Logistic regression analysis showed that Ischemic stroke, bedridden for at least 3 days, elevated Caprini Risk Score, altered GCS scores, higher D-dimer and FIB levels are influential factors in the occurrence of VTE in mechanically ventilated ICU Patients (p < 0.05) (detailed in Figure 2).

FIGURE 2
Forest plot depicting significant risk factors with odds ratios and confidence intervals for stroke, bedridden status, Caprini Risk Score, Glasgow Coma Scale, fibrinogen, and D-dimer. P-values indicate statistical significance, all below 0.05.

Figure 2. The outcomes of multivariable logistic regression analysis evaluating HA-VTE risk in mechanically ventilated ICU patients. Logistic regression model: –4.733 + 1.268 × Stroke + 0.937 × Bedridden for at least 3 days + 1.748 × Caprini risk score – 0.224 × GCS + 2.013 × FIB + 0.137 × D-dimer.
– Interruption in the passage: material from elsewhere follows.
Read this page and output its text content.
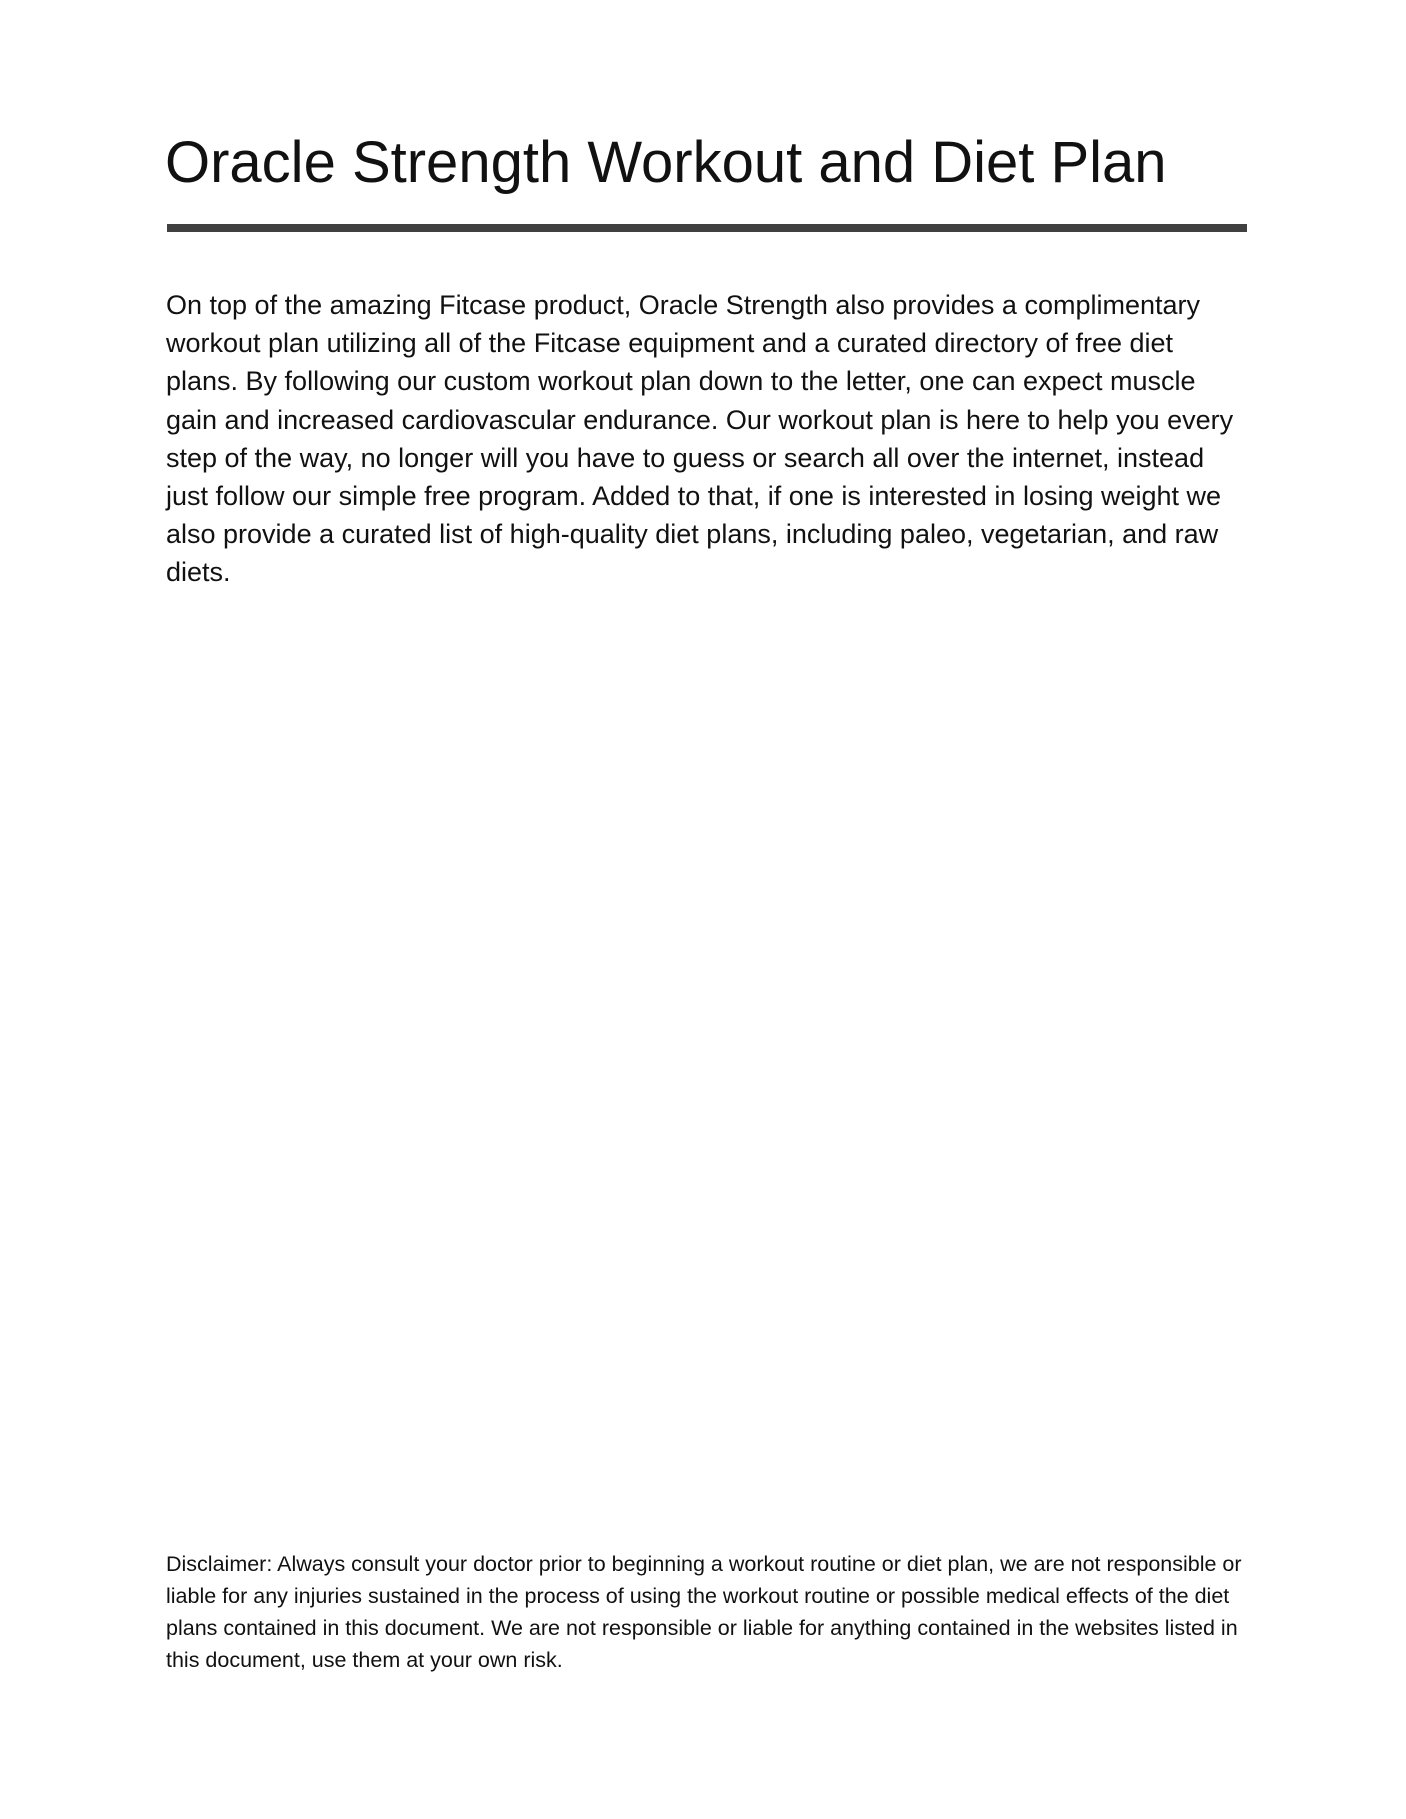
Oracle Strength Workout and Diet Plan

On top of the amazing Fitcase product, Oracle Strength also provides a complimentary workout plan utilizing all of the Fitcase equipment and a curated directory of free diet plans. By following our custom workout plan down to the letter, one can expect muscle gain and increased cardiovascular endurance. Our workout plan is here to help you every step of the way, no longer will you have to guess or search all over the internet, instead just follow our simple free program. Added to that, if one is interested in losing weight we also provide a curated list of high-quality diet plans, including paleo, vegetarian, and raw diets.

Disclaimer: Always consult your doctor prior to beginning a workout routine or diet plan, we are not responsible or liable for any injuries sustained in the process of using the workout routine or possible medical effects of the diet plans contained in this document. We are not responsible or liable for anything contained in the websites listed in this document, use them at your own risk.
3.3 Development of a predictive nomogram

A nomogram model was developed based on the results of the logistic regression analyses to evaluate the VTE risk in mechanically ventilated ICU patients. This model quantifies the influence of each identified risk factor by assigning scores. Different GCS in the figure can correspond to varying scores on Points, e.g., when the GCS score is 7, the score corresponding to Points is about 30 (if the GCS score is > 15, Points is recorded as 0); when the D-dimer level of 15 μg/mL yields 30 Points (if the D-dimer is < 0.5 μg/mL, Points is 0); when it is ischemic stroke, Points corresponds to 19 points; when the Caprini risk score is high risk, Points corresponds to approximately 39 points; and braked bedridden and plasma fibrinogen are scored as previously defined. The Points values for all six variables are summed to generate a Total Points score. This score is matched to the nearest value in the Total Points column of the scoring table. The vertically adjacent Predicted Value represents the estimated venous thromboembolism (VTE) probability, expressed as a percentage. Example: A Total Points score 100 aligns with a Predicted Value of 0.10, indicating a 10% VTE risk probability (depicted in Figure 3).

FIGURE 3
ROC curve graph plotting sensitivity against specificity. The curve is shown with a solid line above the diagonal, indicating good performance. Point labeled 0.1 shows values of 81.1% sensitivity and 89.8% specificity. The area under the curve (AUC) is 90.9%.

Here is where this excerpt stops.